Meyers Großes Taschenlexikon in 25 Bänden
Jordanien
Jordani|en Fläche: 88 946 km2 (ohne das Westjordanland, auf das J. verzichtet hat)
Einwohner: (1995) 5,44 Mio.
Hauptstadt: Amman
Verwaltungsgliederung: 5 Provinzen
Amtssprache: Arabisch
Nationalfeiertag: 25. 5. und 14. 11.
Währung: 1 Jordan-Dinar (JD.) = 1 000 Fils (FLS)
Zeitzone: OEZ
(arab. Al-Urdunn, amtlich Al-Mamlaka al-Urdunnijja al-Haschimjja; dt. Haschimitisches Königreich J.), Staat in Vorderasien, grenzt im W an Israel, im N an Syrien, im äußersten NO an Irak, im O und S an Saudi-Arabien. Die SW-Spitze grenzt an den Golf von Akaba des Roten Meeres.
Staat und Recht: Nach der Verf. von 1952 ist J. eine konstitutionelle Erbmonarchie. Staatsoberhaupt und Oberbefehlshaber der Streitkräfte ist der König. Er ist zugleich oberster Inhaber der Exekutive, ernennt den MinPräs. und auf dessen Vorschlag die übrigen Mitgl. des Kabinetts sowie die Mitgl. des Senats und die Richter. Die Legislative liegt beim Zweikammerparlament, bestehend aus Senat (40 für acht Jahre vom König ernannte Mitgl.) und Abg.haus (80 Abg., für vier Jahre gewählt; zwölf der Mandate sind den christl., tscherkess. und beduin. Minderheiten vorbehalten). Das 1957 verhängte Parteienverbot wurde offiziell erst 1992 durch das Parteien-Ges. aufgehoben, seitdem entstanden über 20 Parteien.

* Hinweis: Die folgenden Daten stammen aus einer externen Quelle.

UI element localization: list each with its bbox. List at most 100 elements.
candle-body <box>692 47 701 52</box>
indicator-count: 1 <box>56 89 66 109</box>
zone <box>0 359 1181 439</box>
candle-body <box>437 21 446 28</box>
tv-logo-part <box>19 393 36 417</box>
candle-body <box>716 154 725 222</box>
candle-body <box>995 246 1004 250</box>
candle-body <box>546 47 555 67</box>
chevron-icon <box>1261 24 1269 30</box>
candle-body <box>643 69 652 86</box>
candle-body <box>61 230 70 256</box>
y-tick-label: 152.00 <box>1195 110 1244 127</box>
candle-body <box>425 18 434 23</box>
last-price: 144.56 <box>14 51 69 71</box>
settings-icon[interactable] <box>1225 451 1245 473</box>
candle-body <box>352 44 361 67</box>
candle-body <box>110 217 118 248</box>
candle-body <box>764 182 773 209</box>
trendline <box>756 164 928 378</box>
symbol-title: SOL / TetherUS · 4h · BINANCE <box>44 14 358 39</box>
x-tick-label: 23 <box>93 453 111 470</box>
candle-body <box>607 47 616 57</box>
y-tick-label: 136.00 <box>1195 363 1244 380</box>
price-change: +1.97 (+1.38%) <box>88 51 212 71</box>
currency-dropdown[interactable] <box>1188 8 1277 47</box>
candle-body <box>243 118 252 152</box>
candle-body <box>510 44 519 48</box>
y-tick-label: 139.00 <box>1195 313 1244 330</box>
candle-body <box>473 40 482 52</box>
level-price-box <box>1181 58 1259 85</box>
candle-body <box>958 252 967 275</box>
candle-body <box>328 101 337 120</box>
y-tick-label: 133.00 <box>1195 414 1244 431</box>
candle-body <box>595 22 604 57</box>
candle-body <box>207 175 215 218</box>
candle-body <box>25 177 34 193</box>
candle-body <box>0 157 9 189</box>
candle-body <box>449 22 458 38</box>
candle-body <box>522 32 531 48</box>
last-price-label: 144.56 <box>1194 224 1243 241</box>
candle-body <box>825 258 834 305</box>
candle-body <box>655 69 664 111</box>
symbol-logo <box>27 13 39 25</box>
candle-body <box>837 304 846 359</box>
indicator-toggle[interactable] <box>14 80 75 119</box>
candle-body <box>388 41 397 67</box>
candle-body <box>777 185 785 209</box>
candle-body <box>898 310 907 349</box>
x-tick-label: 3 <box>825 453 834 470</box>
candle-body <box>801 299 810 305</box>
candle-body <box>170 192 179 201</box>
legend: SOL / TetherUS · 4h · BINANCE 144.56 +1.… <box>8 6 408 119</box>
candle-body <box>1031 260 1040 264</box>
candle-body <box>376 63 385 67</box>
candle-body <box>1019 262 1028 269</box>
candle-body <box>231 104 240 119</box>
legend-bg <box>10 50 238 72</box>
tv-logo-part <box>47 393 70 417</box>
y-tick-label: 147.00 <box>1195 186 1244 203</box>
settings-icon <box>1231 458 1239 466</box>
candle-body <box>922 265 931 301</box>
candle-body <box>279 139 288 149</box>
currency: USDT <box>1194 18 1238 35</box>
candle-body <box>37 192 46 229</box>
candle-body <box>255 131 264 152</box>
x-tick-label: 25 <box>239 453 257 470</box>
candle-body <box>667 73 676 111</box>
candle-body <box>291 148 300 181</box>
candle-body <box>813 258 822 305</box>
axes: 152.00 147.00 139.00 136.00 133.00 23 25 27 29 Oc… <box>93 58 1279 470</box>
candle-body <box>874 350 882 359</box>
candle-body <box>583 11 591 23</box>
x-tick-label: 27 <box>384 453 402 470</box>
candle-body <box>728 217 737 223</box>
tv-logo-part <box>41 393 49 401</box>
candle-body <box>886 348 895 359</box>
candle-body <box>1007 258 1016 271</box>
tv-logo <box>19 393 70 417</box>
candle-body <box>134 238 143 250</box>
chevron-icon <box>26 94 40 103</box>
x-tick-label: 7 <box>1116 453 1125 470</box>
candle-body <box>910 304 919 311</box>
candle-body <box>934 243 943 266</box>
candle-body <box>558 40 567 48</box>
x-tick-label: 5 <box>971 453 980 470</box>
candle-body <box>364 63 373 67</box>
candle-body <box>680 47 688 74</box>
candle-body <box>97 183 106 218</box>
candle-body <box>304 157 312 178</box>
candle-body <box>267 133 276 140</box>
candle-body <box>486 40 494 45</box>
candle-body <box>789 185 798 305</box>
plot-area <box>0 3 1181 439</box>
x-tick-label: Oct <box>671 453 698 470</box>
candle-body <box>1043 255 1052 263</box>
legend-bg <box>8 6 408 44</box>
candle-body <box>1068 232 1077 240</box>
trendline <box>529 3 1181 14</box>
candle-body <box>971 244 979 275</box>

Landesnatur: Etwa neun Zehntel des Landes sind Wüste oder Wüstensteppe. J. hat Anteil an der O-Flanke des Jordangrabens; östlich davon erhebt sich mit einem Steilanstieg das Ostjordan. Bergland bis zu einer Höhe von 1 745 m ü. M. (Djebel Ram). Im N überwiegen leicht gefaltete Kalk- und Dolomittafeln, im S bizarr geschnittene Sandsteinplateaus. Nach O geht das Bergland in die eintönigen Tafelländer der Syr. Wüste über, deren Oberflächenformen im N durch junge Basaltergüsse gestaltet werden. Nur der Randsaum im nördl. Abschnitt des Ostjordan. Berglandes empfängt so viel Niederschlag, dass Feldbau ohne Bewässerung möglich ist. Die Sommer sind in ganz J. trocken und heiß, die Winter mild; in den höheren Lagen des Berglandes sind Schneefälle und Frost möglich. Die verkarsteten, wasserarmen Kalkplateaus der Bergländer sind magere Weidetriften oder tragen Gehölz- und Gestrüppformationen. Nur die Beckenlandschaften und Täler werden nachhaltig genutzt.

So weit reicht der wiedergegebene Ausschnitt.